The L word
Altercation has an analysis of the demise of liberalism that is as concise and as cogent as anything I've seen on the subject:
Although liberals accomplished great things during the first three quarters of the 20th century, thereafter they stumbled badly. When they encountered resistance to black civil rights among poor and working class whites—some of it racially motivated some of it not—rather than dealing with the resistance politically, liberal elites sought to impose solutions from above by taking advantage of their privileged access to judicial and executive power.
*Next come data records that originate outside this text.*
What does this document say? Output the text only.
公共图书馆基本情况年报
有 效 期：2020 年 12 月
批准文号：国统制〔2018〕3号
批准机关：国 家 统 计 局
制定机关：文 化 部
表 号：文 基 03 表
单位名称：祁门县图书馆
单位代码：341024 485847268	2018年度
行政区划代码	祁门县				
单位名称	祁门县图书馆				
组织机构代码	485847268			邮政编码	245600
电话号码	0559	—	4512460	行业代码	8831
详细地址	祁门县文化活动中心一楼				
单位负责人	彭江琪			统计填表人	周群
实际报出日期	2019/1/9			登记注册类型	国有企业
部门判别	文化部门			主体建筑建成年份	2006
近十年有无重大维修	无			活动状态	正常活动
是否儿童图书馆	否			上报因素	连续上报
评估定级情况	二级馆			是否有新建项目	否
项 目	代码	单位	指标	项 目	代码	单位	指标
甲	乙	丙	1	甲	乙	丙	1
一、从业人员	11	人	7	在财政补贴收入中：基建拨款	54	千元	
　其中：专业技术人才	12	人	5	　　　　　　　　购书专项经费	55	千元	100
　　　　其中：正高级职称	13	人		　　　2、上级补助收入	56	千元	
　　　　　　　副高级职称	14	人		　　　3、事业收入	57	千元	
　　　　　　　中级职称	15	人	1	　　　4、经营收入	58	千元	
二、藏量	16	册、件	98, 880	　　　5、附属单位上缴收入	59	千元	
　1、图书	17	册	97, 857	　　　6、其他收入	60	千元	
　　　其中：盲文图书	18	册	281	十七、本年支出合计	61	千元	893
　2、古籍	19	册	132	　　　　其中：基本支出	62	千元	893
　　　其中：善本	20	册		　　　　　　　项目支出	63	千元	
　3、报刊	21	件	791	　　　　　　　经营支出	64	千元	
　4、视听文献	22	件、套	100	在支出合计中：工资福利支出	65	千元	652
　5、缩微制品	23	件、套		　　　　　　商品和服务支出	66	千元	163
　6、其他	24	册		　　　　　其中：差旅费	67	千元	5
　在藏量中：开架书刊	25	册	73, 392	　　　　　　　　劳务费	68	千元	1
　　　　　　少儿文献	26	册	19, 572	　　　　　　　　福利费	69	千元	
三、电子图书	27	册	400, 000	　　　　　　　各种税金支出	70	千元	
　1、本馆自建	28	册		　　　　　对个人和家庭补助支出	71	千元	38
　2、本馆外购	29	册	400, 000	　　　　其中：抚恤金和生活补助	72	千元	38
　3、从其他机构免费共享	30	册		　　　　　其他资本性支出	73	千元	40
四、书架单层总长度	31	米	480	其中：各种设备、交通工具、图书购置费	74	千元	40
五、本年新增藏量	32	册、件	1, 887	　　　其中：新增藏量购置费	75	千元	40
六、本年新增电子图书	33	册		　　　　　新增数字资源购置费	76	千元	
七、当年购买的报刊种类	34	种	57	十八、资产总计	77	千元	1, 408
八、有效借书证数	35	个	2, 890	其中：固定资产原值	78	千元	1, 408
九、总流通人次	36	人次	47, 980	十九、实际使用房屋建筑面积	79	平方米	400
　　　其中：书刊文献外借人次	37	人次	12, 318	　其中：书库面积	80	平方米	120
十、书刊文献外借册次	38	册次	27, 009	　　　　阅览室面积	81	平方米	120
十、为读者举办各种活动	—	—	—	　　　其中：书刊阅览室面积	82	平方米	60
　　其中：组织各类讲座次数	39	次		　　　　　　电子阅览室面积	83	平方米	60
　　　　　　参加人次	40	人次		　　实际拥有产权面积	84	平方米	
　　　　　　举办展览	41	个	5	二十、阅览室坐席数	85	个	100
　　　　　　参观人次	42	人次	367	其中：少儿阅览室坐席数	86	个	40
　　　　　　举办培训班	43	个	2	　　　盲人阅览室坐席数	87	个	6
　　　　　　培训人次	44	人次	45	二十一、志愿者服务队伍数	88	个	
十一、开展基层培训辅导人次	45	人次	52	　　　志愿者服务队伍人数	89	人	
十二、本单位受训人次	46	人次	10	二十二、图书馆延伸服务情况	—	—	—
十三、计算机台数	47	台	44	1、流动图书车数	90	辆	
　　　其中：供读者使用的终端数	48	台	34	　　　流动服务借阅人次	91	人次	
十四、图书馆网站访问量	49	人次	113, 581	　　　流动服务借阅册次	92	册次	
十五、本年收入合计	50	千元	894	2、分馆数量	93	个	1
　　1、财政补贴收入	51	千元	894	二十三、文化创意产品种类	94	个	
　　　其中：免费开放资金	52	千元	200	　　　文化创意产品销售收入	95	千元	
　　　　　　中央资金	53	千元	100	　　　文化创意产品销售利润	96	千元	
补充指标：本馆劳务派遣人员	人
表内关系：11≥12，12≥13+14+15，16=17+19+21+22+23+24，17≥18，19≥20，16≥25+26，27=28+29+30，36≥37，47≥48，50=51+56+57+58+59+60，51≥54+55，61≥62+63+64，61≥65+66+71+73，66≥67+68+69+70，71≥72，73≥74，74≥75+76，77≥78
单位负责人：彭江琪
Then, rather than telling Americans honestly about the likely costs and consequences of a military intervention in Southeast Asia and trust them to make the correct decisions, they used lies and deception to trick voters into supporting an unwinnable war that was fought mostly by the poor and working classes; and when the war came too close to home, they quickly forgot about the lower class combatants and their sacrifices they had made. Then after liberals’ attempt to support guns and butter set off hyperinflation to erode the real value of wages, they callously thought up new ways to spend the windfall of tax revenue rather than adjust tax brackets to relieve the unsustainable burden on the middle class. Finally, when faced with political revolt because of these misguided policies, they retreated into arcane ideologies to wage a rearguard cultural insurgency from the safety of the ivory tower. Is it any wonder that liberals lost the public trust?
Vincent Cannato comes to much the same conclusion in his compelling book "The Ungovernable City: John Lindsay and the Struggle to Save New York." I highly recommend it.